Gnomon - Nick Harkaway

The ambitious concept, the format and the structure don’t immediately strike one as original, but sometimes it’s what you do with an idea that is important and there’s no reason why Nick Harkaway’s Gnomon can’t be better and more purposeful that some of the models it brings to mind.

In the case of Gnomon, the obvious comparisons are works by David Mitchell, Christopher Nolan and – almost inevitably these days when you are dealing with high concept science-fiction – Philip K Dick. Gnomon is made up of a number of interconnected stories, exotic in nature, covering cast distances of space and time in the manner of Mitchell’s Ghostwritten or Cloud Atlas – and there’s a little bit of the computer game world and Orpheus mythology of Mitchell’s opera with Michel van der Aa, Sunken Garden. There’s an element of Christopher Nolan’s Inception in that those identities are overlaid, imported into the mind and ‘lived’ in a mental dream-state, adopting a persona from a scanned memory, and the line between the dream and the reality becomes more and more uncertain the deeper the dream goes.

Initially, at least, we are in a kind of Philip K Dick Minority Report-like UK, where the state governs and controls the population through the System and the Witness, having direct access to the minds of its citizens, and the ability thereby to intervene and correct flaws in health and personality, all of course in the best interests of its citizens to protect them from crime and danger. It’s a perfection of justice and democracy and just as creepy as that concept suggests. A few people however resist such intrusion into their minds and freedoms, and one of them is Diana Hunter, an author celebrated for her notorious ‘ghost novels’ that are deeply subversive and have an occult-like power, but don’t really seem to exist.

Witness officer Mielikki Neith gets more than she bargained for when she investigates the probe and memory upload that has eventually been forced upon Diana Hunter which has resulted in her death. Aside from the unusual structure of Hunter’s mind, Neith is subsequently assailed by the narratives of several other individuals and lives out their recollection of their lives. Among them is a Greek banker Constantine Kyriakos who after surviving a shark attack finds himself able him to predict major movements in the financial markets; Athenais Karthagonensis, an alchemist in 4th century Carthage who has forged a Scroll known as the Quaerendo Invenietis, only to see her work made real; and Berihun Bekele, a visionary Ethiopian artist who helps design an intrusive video game that organically and intuitively extends itself to create an ideal new structure for the world to replace the one that is about to collapse.
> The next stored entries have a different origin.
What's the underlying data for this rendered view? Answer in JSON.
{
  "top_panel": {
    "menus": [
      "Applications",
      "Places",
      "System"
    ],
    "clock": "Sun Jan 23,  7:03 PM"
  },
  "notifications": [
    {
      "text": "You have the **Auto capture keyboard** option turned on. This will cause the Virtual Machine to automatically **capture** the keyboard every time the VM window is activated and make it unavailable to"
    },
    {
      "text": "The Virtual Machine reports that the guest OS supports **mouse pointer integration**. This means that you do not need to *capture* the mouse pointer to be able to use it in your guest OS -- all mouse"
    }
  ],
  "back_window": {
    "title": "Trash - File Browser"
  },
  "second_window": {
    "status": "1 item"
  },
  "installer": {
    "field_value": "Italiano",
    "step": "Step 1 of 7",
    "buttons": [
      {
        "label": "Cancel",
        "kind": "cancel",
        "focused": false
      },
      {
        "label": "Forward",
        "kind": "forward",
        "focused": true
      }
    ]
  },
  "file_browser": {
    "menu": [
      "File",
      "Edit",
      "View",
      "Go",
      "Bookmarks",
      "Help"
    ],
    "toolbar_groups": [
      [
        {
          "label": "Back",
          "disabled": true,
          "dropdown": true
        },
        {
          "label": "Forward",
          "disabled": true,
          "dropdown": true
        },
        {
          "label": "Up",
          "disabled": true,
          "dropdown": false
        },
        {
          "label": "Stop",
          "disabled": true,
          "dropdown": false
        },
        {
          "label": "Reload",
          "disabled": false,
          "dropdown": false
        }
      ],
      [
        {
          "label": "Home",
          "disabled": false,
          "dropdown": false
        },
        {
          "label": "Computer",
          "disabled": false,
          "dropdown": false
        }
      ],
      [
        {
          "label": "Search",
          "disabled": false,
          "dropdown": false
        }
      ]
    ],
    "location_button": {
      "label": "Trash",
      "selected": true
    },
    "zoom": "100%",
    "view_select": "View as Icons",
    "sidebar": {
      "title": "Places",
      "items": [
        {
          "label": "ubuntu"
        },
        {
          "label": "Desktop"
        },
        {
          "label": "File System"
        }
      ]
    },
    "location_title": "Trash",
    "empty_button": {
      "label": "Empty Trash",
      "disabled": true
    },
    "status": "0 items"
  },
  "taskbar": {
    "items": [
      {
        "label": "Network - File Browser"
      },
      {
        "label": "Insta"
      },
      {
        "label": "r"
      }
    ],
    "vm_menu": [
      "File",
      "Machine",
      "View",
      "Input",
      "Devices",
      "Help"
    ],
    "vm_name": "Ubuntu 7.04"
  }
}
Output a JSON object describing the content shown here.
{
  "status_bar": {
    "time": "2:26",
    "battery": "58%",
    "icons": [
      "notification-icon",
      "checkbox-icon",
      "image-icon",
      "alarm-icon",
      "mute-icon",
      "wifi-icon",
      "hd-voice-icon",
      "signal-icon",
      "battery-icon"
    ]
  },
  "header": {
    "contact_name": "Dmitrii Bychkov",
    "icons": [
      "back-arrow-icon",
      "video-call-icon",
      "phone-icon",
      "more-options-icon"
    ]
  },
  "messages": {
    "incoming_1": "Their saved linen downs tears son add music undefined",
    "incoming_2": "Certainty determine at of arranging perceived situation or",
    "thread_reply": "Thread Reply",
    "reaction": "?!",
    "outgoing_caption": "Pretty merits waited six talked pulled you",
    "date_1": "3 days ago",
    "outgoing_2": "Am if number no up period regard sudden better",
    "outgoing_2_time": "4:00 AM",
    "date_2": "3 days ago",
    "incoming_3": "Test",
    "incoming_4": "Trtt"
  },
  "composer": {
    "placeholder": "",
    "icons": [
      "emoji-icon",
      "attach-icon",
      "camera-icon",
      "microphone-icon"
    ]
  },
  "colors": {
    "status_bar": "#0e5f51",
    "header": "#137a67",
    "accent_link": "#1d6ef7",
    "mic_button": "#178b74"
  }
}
If it were channelling Mitchell, Gnomon would be a testament to the power of stories, to the power of imagination to create, shape and transform the world, or in Nolan it would be a complex puzzle that hints at an underlying force connecting everything together; or in PKD it would be a paranoid philosophical investigation of human neutral pathways interacting with technology, blurring the lines of what makes us human and opening the way to a warning against a surveillance society. Nick Harkaway’s novel not only ambitiously combines all those ideas into a (mostly) coherent whole that comes together impressively at the end, but he also manages to view it in the context of our own society today, specifically in relation to the ugly side of the UK that has been shown by Conservative policies, nationalism and Brexit.

Gnomon is a little bit of everything. It’s science-fiction, a murder mystery investigation and a warning about how society is not just growing tolerant of fascism, but is showing an increasing propensity towards accepting it. The novel is also a post-modern self-reflexive questioning on the function of writing and its ability to stimulate the mind, expand beyond words on the page, on its escapist nature to insulate against the horrors of world while at the same time inform and speak out against them. As Berihun Bekele observes at one point “What possible virtue is there in painting, and most especially in painting inner vistas of futurity and madness, when madness is the common currency of everyone around?

Swap ‘painting’ for ‘writing’ and you find some clue to the intentions of Gnomon as a very real and pertinent response to the function of not just a writer, but the individual in the face of an increasingly intolerant and right-wing society that we can recognise around us today and how we all have a duty to not only recognise it, but resist it. Gnomon is not just a clever puzzle to be worked out, although it is very clever and does have a plot that folds-in on itself. Running to 700 pages, it’s a little bit sprawling, a little bit over-written in places, undoubtedly overreaching and over-ambitious to the point of near incomprehensibility in places, but it all does seem to come together and make sense, even if it’s only to tell us that the world doesn’t make sense any longer and we all need to do something about it.


Gnomon by Nick Harkaway is published by William Heinemann.